Chandeliers are imposing objects, in their size and scope. They can also be a source of awe and wonder at their beauty, splendor, and complexity. Proper handling and care of glass chandeliers is an important part of their conservation.
The earliest chandeliers were made of metal and crystal, and their general structure was quite simple. As the 18th century progressed, glass chandeliers became increasingly complex. The assemblage of glass elements, however, remained fairly consistent until the end of the period.
Most early chandeliers hung from a central glass stem-piece that was often baluster-shaped. This was supported on a metal rod that was, in earlier times, threaded along its entire length. As the rod was twisted to draw down a chandelier, compensating counterweights rose up the rod to counteract the weight of the suspended glass elements.

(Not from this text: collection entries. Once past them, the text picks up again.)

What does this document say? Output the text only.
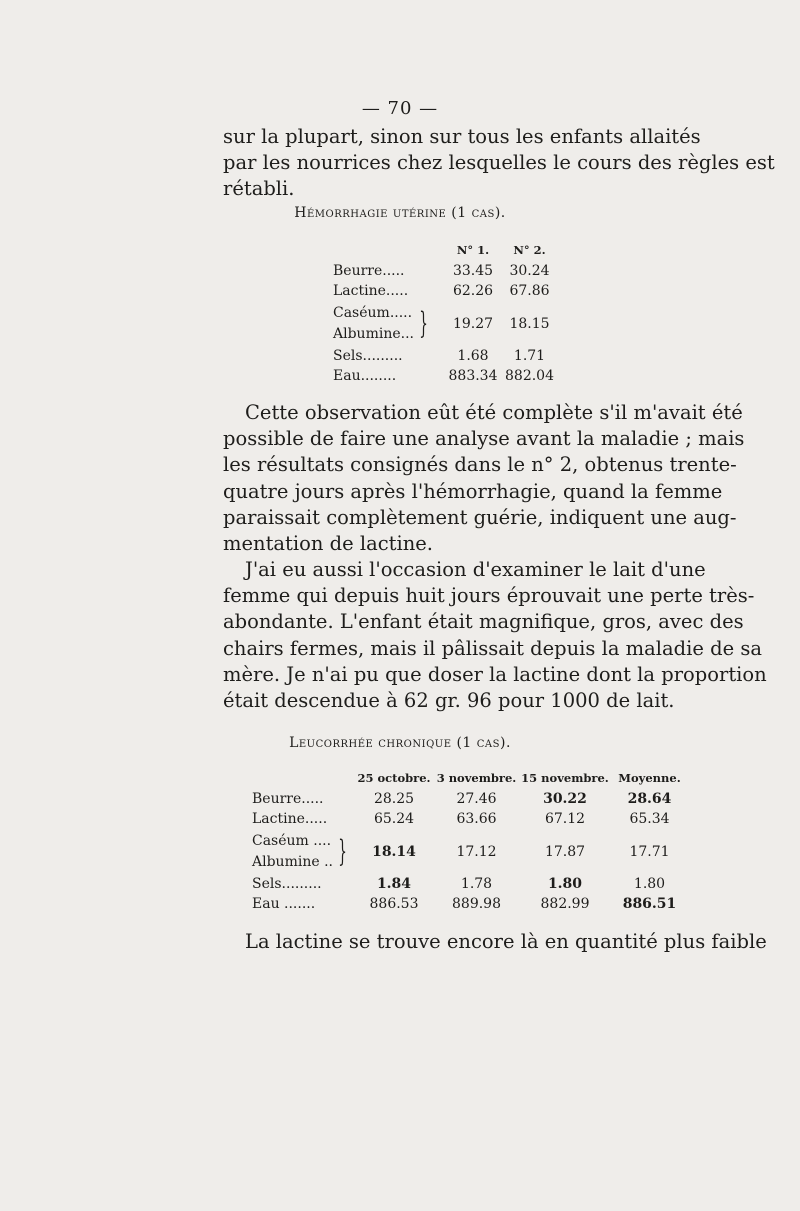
— 70 —
sur la plupart, sinon sur tous les enfants allaités
par les nourrices chez lesquelles le cours des règles est
rétabli.
Hémorrhagie utérine (1 cas).
	N° 1.	N° 2.
Beurre.....	33.45	30.24
Lactine.....	62.26	67.86

Caséum.....
Albumine... }	19.27	18.15
Sels.........	1.68	1.71
Eau........	883.34	882.04
Cette observation eût été complète s'il m'avait été
possible de faire une analyse avant la maladie ; mais
les résultats consignés dans le n° 2, obtenus trente-
quatre jours après l'hémorrhagie, quand la femme
paraissait complètement guérie, indiquent une aug-
mentation de lactine.
J'ai eu aussi l'occasion d'examiner le lait d'une
femme qui depuis huit jours éprouvait une perte très-
abondante. L'enfant était magnifique, gros, avec des
chairs fermes, mais il pâlissait depuis la maladie de sa
mère. Je n'ai pu que doser la lactine dont la proportion
était descendue à 62 gr. 96 pour 1000 de lait.
Leucorrhée chronique (1 cas).
	25 octobre.	3 novembre.	15 novembre.	Moyenne.
Beurre.....	28.25	27.46	30.22	28.64
Lactine.....	65.24	63.66	67.12	65.34

Caséum ....
Albumine .. }	18.14	17.12	17.87	17.71
Sels.........	1.84	1.78	1.80	1.80
Eau .......	886.53	889.98	882.99	886.51
La lactine se trouve encore là en quantité plus faible
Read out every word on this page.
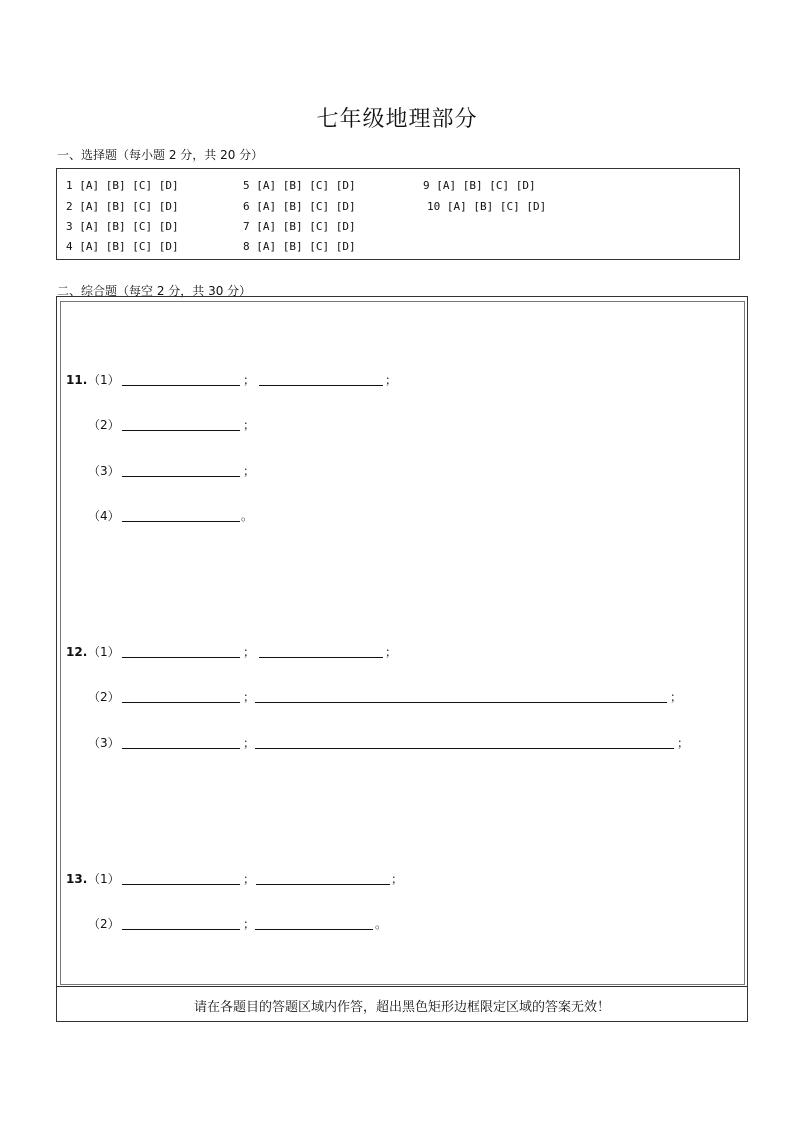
七年级地理部分
一、选择题（每小题 2 分，共 20 分）
1 [A] [B] [C] [D]
2 [A] [B] [C] [D]
3 [A] [B] [C] [D]
4 [A] [B] [C] [D]
5 [A] [B] [C] [D]
6 [A] [B] [C] [D]
7 [A] [B] [C] [D]
8 [A] [B] [C] [D]
9 [A] [B] [C] [D]
10 [A] [B] [C] [D]
二、综合题（每空 2 分，共 30 分）
11. （1）	；	；
（2）	；
（3）	；
（4）	。
12. （1）	；	；
（2）	；	；
（3）	；	；
13. （1）	；	；
（2）	；	。
请在各题目的答题区域内作答，超出黑色矩形边框限定区域的答案无效！
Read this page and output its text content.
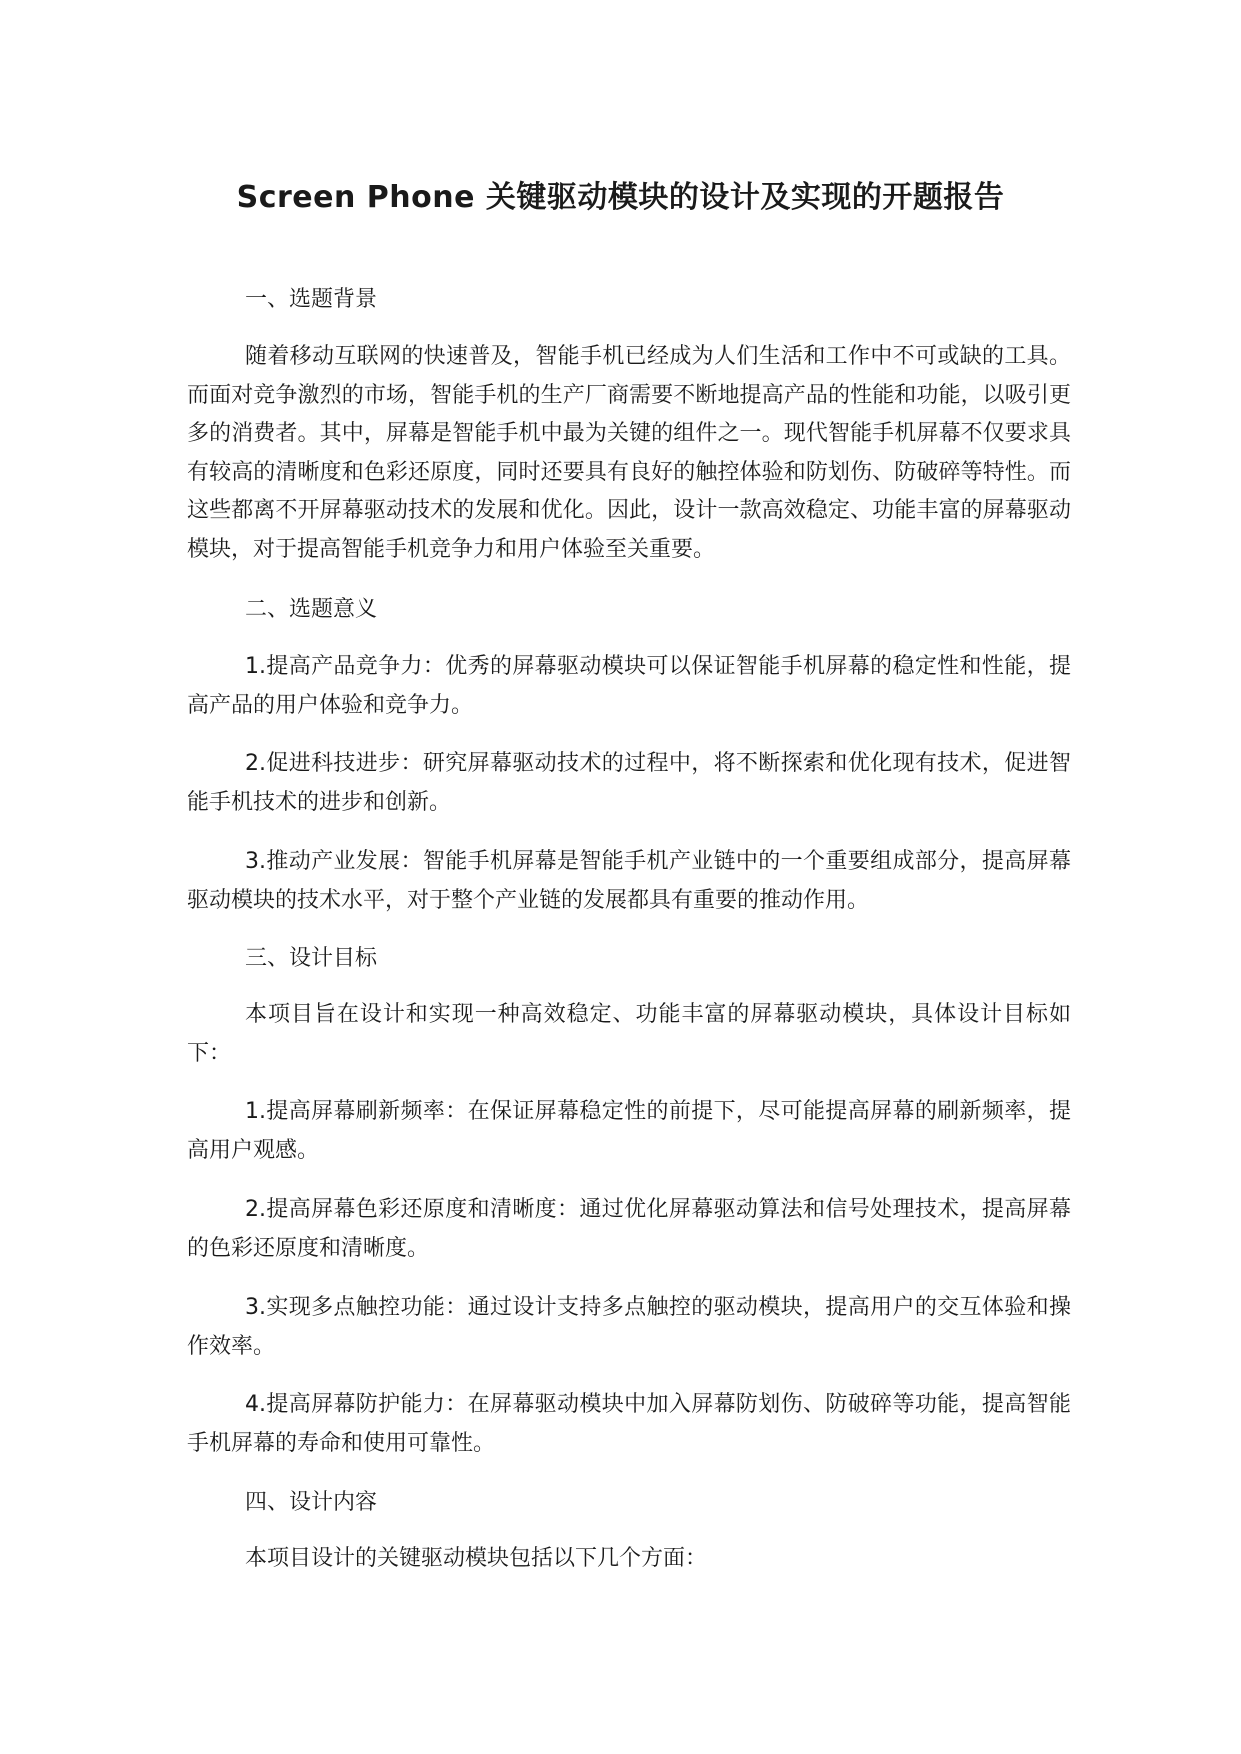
Screen Phone 关键驱动模块的设计及实现的开题报告

一、选题背景

随着移动互联网的快速普及，智能手机已经成为人们生活和工作中不可或缺的工具。而面对竞争激烈的市场，智能手机的生产厂商需要不断地提高产品的性能和功能，以吸引更多的消费者。其中，屏幕是智能手机中最为关键的组件之一。现代智能手机屏幕不仅要求具有较高的清晰度和色彩还原度，同时还要具有良好的触控体验和防划伤、防破碎等特性。而这些都离不开屏幕驱动技术的发展和优化。因此，设计一款高效稳定、功能丰富的屏幕驱动模块，对于提高智能手机竞争力和用户体验至关重要。

二、选题意义

1.提高产品竞争力：优秀的屏幕驱动模块可以保证智能手机屏幕的稳定性和性能，提高产品的用户体验和竞争力。

2.促进科技进步：研究屏幕驱动技术的过程中，将不断探索和优化现有技术，促进智能手机技术的进步和创新。

3.推动产业发展：智能手机屏幕是智能手机产业链中的一个重要组成部分，提高屏幕驱动模块的技术水平，对于整个产业链的发展都具有重要的推动作用。

三、设计目标

本项目旨在设计和实现一种高效稳定、功能丰富的屏幕驱动模块，具体设计目标如下：

1.提高屏幕刷新频率：在保证屏幕稳定性的前提下，尽可能提高屏幕的刷新频率，提高用户观感。

2.提高屏幕色彩还原度和清晰度：通过优化屏幕驱动算法和信号处理技术，提高屏幕的色彩还原度和清晰度。

3.实现多点触控功能：通过设计支持多点触控的驱动模块，提高用户的交互体验和操作效率。

4.提高屏幕防护能力：在屏幕驱动模块中加入屏幕防划伤、防破碎等功能，提高智能手机屏幕的寿命和使用可靠性。

四、设计内容

本项目设计的关键驱动模块包括以下几个方面：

In addition to the central glass stem-piece, a number of smaller glass elements were inserted onto the rod. These were called “arms.” They were usually cut, and, in the case of sconce arms, sometimes decorated with notches or slices removed from their four angled corners. Arms were also molded, and, in some instances, carved with designs such as diamond mesh.
Throughout the 18th century, the variety of decoration on English chandeliers was greatly exceeded on the Continent by the rococo style. Despite the heightened profusion of ornamentation, many chandeliers were still cast into basic forms before being cut, and these included tall tapered prisms called spires.
The spires were supported on a metal rod that, in some cases, was topped by a knop or cap. At the base of a spire, a spout was fitted, and this was held on the rod by a metal pin fitted to the spire and resting on the rod’s upper surface (fig. 1).
A number of the elements, such as the arms and the chains of drops, were graded in size, with larger drops being attached at the bottom. This grading was accomplished by fitting the swags on the chains to a fourway. In a properly assembled neoclassical chandelier, the fourway was fitted to the center drop and a large, oval-shaped drop at each of the remaining three levels. It was important that each chain and swag, whether graded or not, be firmly fixed at its right and left ends to a fourway. This ensured that the swags were securely attached to the central drops and could not fall from the swags themselves. Incorrect assembly of a chandelier can lead to disastrous accidents. For this reason, it is important that all swags and chains be carefully labeled before dismantling and moving them. Paper string tags are useful for this purpose and may be placed on each link in a chain of drops. Ziploc polyethylene bags can also be used to temporarily label chains of drops. In this way, a conservator can be certain that the right set of drops is in the right place when reassembling a chandelier.